The primary aim of this study is to assess the safety and tolerability of one 25 mg dose of psilocybin in participants with anorexia nervosa based on adverse events (AEs), changes in vital signs, electrocardiograms (ECGs) and clinical laboratory tests. The secondary objectives are to explore the efficacy of a single 25 mg dose of psilocybin on eating disorder symptoms and behaviors, body image, anxiety, food related obsessions and rituals, and body weight.

Detailed Description

Because there are no proven treatments that normalize core symptoms in adult anorexia nervosa, a disorder with high chronicity, many individuals seek out alternative approaches to care. Recent evidence has suggested that anxiety, obsessive compulsive disorder, and diminished reward or motivation play key roles in the development and maintenance of dysfunctional eating, and poor outcome.
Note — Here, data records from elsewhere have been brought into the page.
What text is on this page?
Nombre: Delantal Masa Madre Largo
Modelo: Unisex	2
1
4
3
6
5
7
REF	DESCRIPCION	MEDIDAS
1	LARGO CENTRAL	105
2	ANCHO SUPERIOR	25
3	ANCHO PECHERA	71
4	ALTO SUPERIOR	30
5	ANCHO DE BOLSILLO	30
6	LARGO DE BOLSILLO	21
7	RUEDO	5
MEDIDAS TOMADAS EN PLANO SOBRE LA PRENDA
In recent years, a growing number of studies have demonstrated the safety and preliminary efficacy of psilocybin in clinical trials for a range of psychiatric illnesses including treatment resistant depression, obsessive compulsive disorder, addiction, and anxiety. Psilocybin may represent a promising new treatment for anorexia nervosa. However, no studies have tested psilocybin in this eating disorder population. Accordingly, this study aims to establish the safety, tolerability and dosing of psilocybin in adult patients with anorexia nervosa, as well as gather pilot data on possible efficacy.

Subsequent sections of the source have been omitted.